Clinical Breast Exam

Clinical Breast Exam

Women in their 20s-30s should have their breast clinically examined (clinical breast exam- CBE) as part of their annual health examination. For women over their 30s, this is usually a complement to other types of screenings such as mammograms.

The physical examination begins with the patient in the upright sitting position. The breasts are carefully visually inspected for obvious masses, asymmetries, and skin changes. The nipples are inspected and compared for the presence of retraction, nipple inversion, or excoriation of the superficial epidermis such as that seen with Paget disease. The use of indirect lighting can unmask subtle dimpling of the skin or nipple caused by a carcinoma that places Cooper's ligaments under tension. Simple maneuvers such as stretching the arms high above the head or tensing the pectoralis muscles may accentuate asymmetries and dimpling. If carefully sought, dimpling of the skin or nipple retraction is a sensitive and specific sign of underlying cancer.

Edema of the skin produces a clinical sign known as peau d'orange. Peau d'orange and tenderness, warmth, and swelling of the breast are the hallmarks of inflammatory carcinoma but may be mistaken for acute mastitis.

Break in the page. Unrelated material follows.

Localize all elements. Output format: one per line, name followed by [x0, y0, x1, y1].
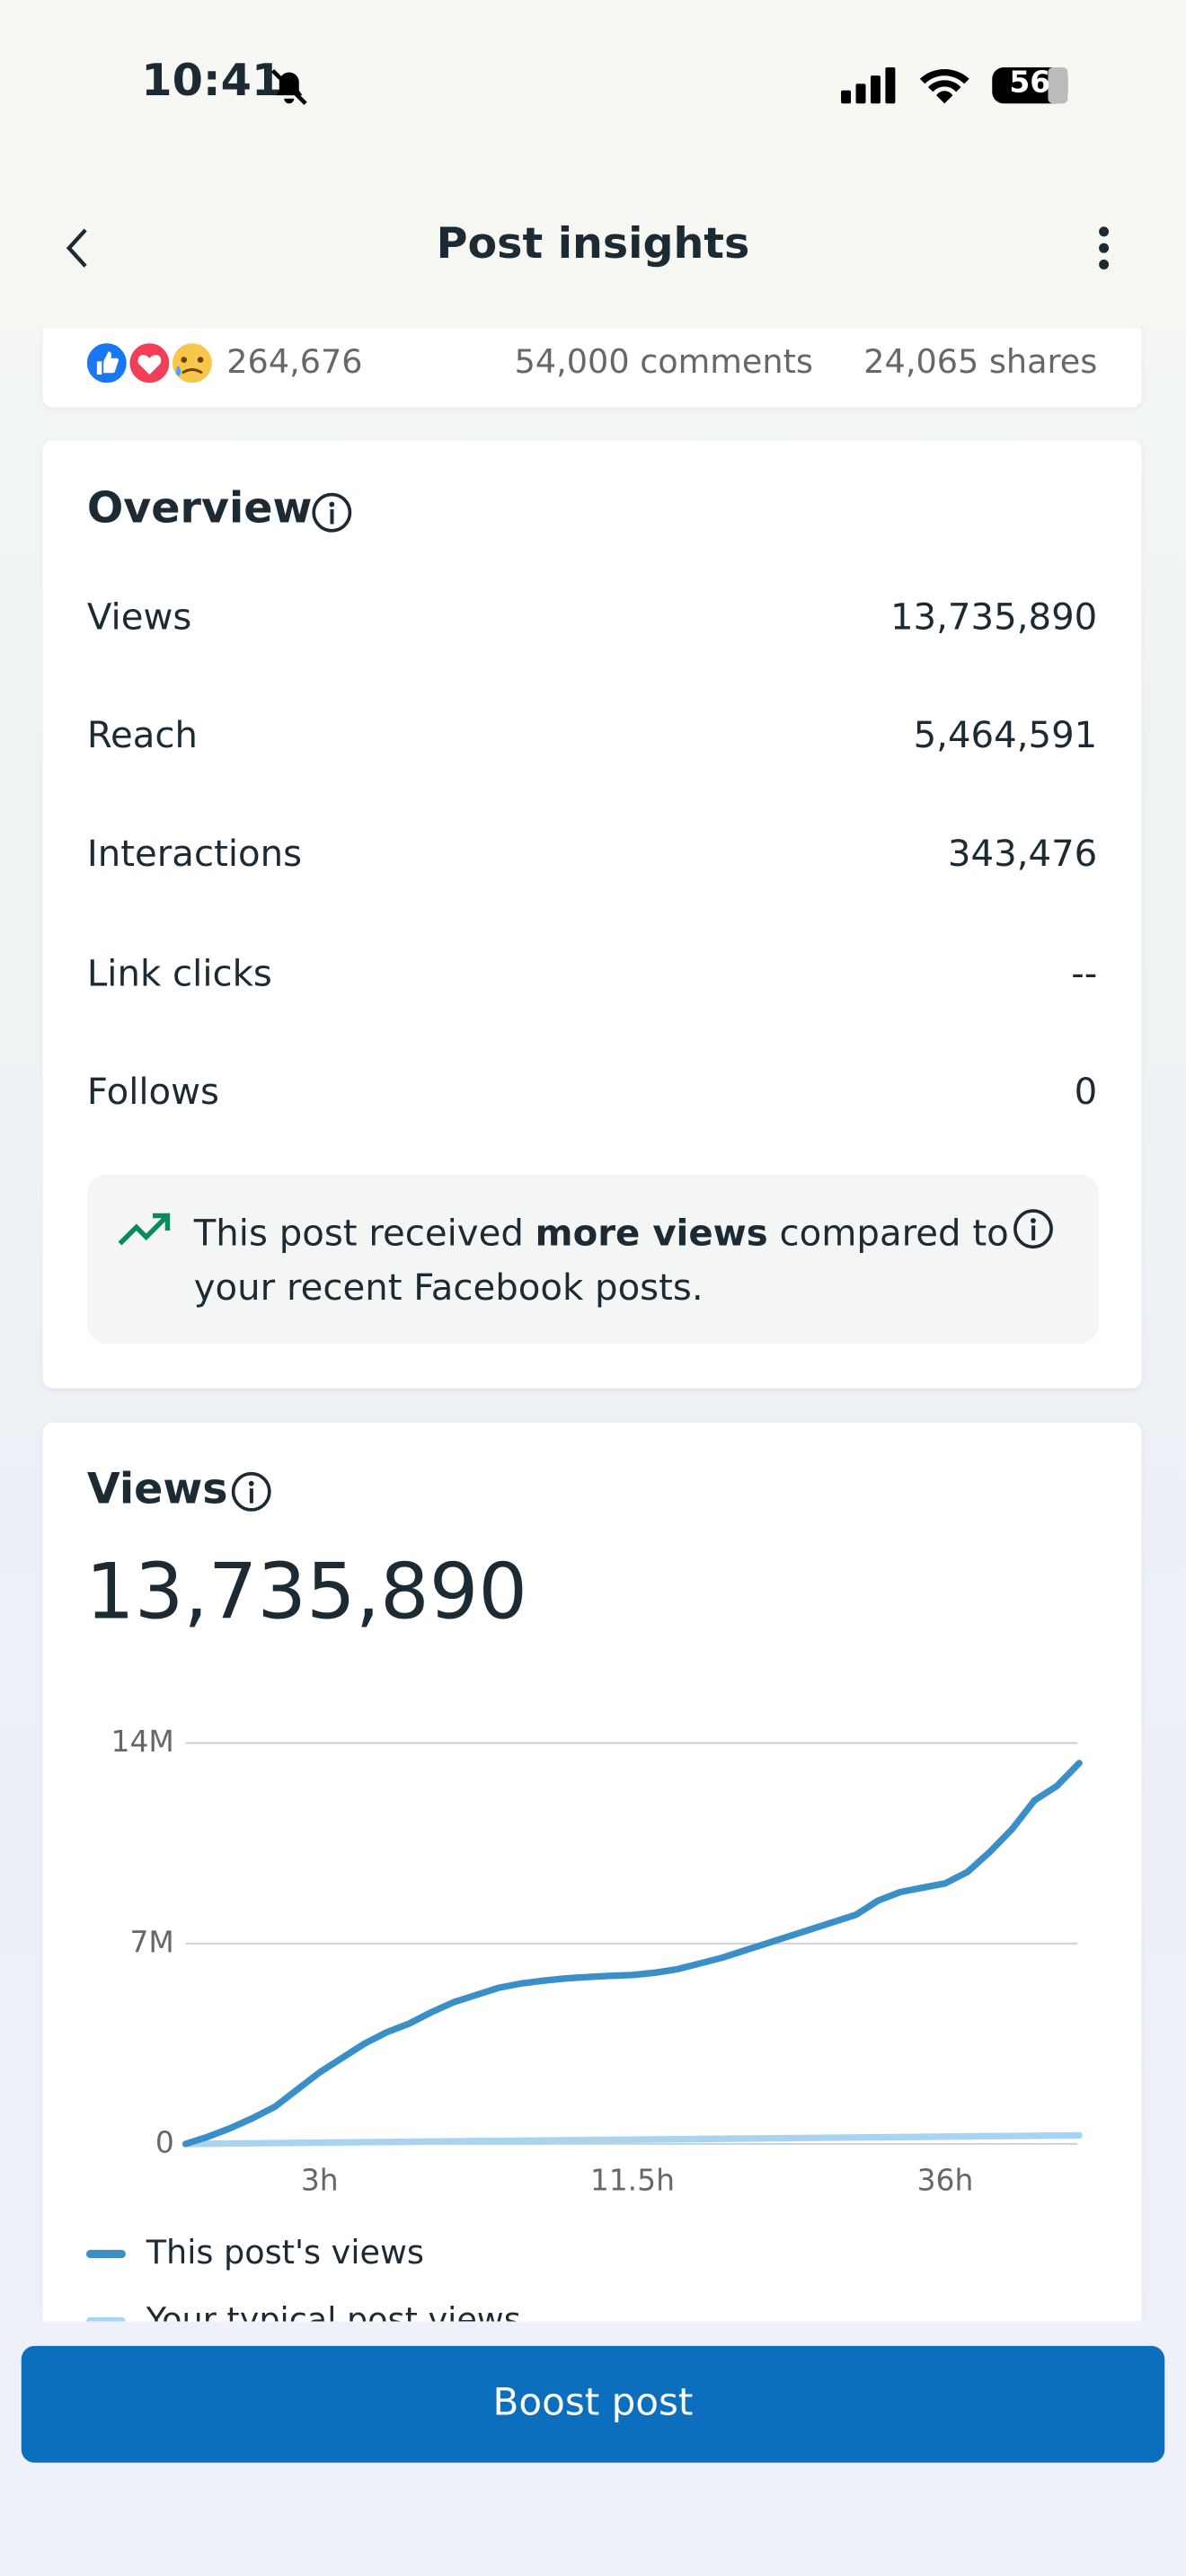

Common physical findings during breast examination. A, Nipple discharge. Discharge from multiple ducts or bilateral discharge is a common finding in healthy breasts. In the case shown, the discharge is from a single duct orifice and may signify underlying disease in the discharging duct. In this patient, a papilloma was the source of her symptoms. B, Paget disease of the nipple. Malignant ductal cells invade the epidermis without traversing the basement membrane of the subareolar duct or epidermis. The disease appears as a psoriatic rash that begins on the nipple and spreads off onto the areola and into the skin of the breast. C, Skin dimpling. Traction on Cooper's ligaments by a scirrhous tumor is distorting the surface of the breast and producing a dimple best seen with angled indirect lighting during abduction of the arms upward. D, Peau d'orange (skin of the orange) or edema of the skin of the breast. This finding may be caused by dependency of the breast, lymphatic blockage (from surgery or radiation), or mastitis. The most feared cause is inflammatory carcinoma, in which malignant cells plug the dermal lymphatics—the pathologic hallmark of the disease.
Visual inspection should be followed by palpation of the regional lymph nodes and breast tissue. While the patient is still in the sitting position,
Then the patient lies down, and the breast is palpated. The breast is best examined with compression of the tissue toward the chest wall, with palpation of each quadrant and the tissue under the nipple-areolar complex. Palpable masses are characterized according to their size, shape, consistency, and location and whether they are fixed to the skin or underlying musculature. Benign tumors, such as fibroadenomas and cysts, can be as firm as carcinomas; usually, these benign entities are distinct, well circumscribed, and movable. Carcinoma is typically firm but less circumscribed, and moving a carcinoma produces a drag of adjacent tissue. Cysts and fibrocystic changes can be tender with palpation of the breast; however, tenderness is rarely a helpful diagnostic sign. Most palpable masses are self-discovered by patients during casual or intentional self-examination.